Il y avait quoi, hier, à la télé ?

En près de neuf heures de film, Michel Poulain retrace une histoire du petit écran de 1950 à 1980. C’est-à-dire avant la privatisation et l’audimat. Éloquent.

Jean-Claude Renard  • 9 décembre 2010 abonné·es

Comment ça marche, la ­télé­vision ? Jacqueline Joubert se fait pédagogue, explique : « La caméra électronique qui se trouve devant moi est reliée par câble à l’antenne de la tour Eiffel après passage dans les différents services techniques qui contrôlent l’émission. La tour Eiffel émet les ondes qui portent mon image jusqu’à votre écran personnel. Pour assurer une variété à la prise de vue et réaliser l’équivalent du montage au cinéma, deux caméras enregistrent simultanément mon image. La première me filme en pied, la seconde en gros plan […]. Vous saurez maintenant, en me voyant, qu’aucun mystère n’entoure mon apparition. » On est le 22 mars 1951. La France compte environ 4 000 postes de télévision. Le journal télévisé est alors diffusé à 21 heures, et dure quinze minutes. Un JT qui s’excuse pour « la coupure momentanée du son » ou son « interruption de l’image » . À l’écran, un langage châtié, Claude Darget, Jacques Sallebert ou encore Pierre Dumayet et Pierre Tchernia. Les dépêches sont lues, la caméra reste fixe. Les reportages fonctionnent comme à la radio. Déjà, la météo s’affiche, avec sa carte de France, ses prévisions à neuf jours, découpées en « plus frais » et en « gelées » . « Ainsi s’achève le journal télévisé » , ponctue un banc-titre. Et la télévision d’entamer sa marche en avant. En 1979, l’Hexagone ­comptera 17 millions de téléviseurs.

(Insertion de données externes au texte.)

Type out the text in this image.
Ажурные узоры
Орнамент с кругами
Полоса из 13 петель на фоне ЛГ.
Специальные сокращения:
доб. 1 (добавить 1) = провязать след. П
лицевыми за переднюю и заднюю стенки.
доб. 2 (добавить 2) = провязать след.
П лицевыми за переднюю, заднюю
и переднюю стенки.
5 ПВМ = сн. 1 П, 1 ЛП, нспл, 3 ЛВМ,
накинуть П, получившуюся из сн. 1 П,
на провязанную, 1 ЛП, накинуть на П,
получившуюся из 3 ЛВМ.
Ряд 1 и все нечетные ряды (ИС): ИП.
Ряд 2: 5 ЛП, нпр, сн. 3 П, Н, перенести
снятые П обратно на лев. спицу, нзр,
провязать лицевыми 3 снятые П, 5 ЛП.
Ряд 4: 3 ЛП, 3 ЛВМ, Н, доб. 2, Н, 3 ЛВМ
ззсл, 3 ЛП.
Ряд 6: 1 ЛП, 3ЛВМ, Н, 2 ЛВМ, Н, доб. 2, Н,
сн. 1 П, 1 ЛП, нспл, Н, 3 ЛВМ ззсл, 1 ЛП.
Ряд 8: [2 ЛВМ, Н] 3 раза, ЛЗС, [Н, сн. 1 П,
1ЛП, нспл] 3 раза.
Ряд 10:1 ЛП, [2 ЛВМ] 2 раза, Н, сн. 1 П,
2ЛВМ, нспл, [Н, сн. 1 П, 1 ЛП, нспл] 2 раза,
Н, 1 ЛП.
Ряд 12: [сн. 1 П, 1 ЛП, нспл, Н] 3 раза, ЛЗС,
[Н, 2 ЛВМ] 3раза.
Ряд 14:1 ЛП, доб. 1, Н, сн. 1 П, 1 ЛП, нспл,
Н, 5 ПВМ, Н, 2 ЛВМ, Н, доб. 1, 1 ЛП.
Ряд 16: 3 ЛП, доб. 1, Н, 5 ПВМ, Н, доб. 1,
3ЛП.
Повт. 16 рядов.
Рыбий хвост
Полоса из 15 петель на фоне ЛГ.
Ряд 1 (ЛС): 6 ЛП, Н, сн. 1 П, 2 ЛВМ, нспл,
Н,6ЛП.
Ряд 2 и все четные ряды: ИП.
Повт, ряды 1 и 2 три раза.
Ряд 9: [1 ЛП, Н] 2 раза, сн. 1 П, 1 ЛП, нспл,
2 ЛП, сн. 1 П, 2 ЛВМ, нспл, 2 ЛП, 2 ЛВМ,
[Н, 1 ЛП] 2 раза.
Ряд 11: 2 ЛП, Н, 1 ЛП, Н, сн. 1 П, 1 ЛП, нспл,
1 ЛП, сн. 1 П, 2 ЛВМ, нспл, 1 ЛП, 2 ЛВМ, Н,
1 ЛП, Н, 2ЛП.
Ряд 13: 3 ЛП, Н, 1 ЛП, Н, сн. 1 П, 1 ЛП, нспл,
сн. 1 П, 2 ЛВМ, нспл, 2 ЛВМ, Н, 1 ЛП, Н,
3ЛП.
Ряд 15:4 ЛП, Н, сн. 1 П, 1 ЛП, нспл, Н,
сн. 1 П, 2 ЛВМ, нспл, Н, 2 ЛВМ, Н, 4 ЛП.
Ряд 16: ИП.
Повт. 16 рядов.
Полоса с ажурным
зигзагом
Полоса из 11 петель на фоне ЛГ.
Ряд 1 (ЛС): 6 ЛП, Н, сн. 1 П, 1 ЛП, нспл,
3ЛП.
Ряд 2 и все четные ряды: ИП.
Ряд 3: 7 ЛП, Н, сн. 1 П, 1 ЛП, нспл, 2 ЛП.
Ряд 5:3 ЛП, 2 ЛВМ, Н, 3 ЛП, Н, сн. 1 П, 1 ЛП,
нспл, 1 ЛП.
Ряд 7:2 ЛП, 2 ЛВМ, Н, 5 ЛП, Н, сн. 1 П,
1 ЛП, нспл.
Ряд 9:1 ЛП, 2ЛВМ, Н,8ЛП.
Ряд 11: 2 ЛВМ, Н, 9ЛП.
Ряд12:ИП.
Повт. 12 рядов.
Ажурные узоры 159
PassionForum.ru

Réalisé par Michel Poulain, ce film enveloppe, en près de neuf heures, trente ans de télévision. 1950-1980. Sans relent nostalgique. Trois décennies qui s’avancent non pas de manière chronologique mais thématique. Dans cette première décennie, à l’instar de Jacqueline Joubert, c’est une télé qui se fait pédagogue : les mines de potasse en Alsace, le cerveau humain, la greffe du rein artificiel. Une télé qui relaie « l’affreuse misère des sans-logis » et l’appel de l’abbé Pierre un certain hiver 1954. Une télé qui aussi s’accompagne de divertissements : Piaf enchante le public de l’Alhambra dans « 36 Chandelles », Jacques Grello et Robert Rocca animent « la Boîte à sel », Roger Pierre et Jean-Marc Thibault s’agitent dans « la Clé des champs », Achille Zavatta fait rire dans « la Piste aux étoiles ». Même le sport occupe le terrain : Louison Bobet parvient « au prix d’un suprême effort » à arracher le titre de champion du monde à Ferdi Kübler, les gros bras du catch en décousent, l’Ange blanc en tête, devant les yeux de Roger Couderc (« Quelle ambiance, mes enfants ! Quelle ambiance ! » ). La télé est encore gamine qu’elle porte déjà ses gloires. Elle informe, elle divertit, elle cultive. Alain Lombard interprète ainsi l’Après-midi d’un faune dans « Discorama », Maurice Béjart et Arielle Coignet se produisent dans « l’École des vedettes », la Callas s’installe dans « la Grande Nuit de l’opéra », tandis que dans « Lectures pour tous », devant Pierre Desgraupes, Cocteau s’accommode de l’anticonformisme : « Je suis anticonformiste au point d’être contre le conformisme anti-académique. C’est le plus répandu de tous. Les gens m’ont toujours dit : “Vous ne devez pas aller à l’Académie !” Ça m’a donné extrêmement envie de m’y rendre. »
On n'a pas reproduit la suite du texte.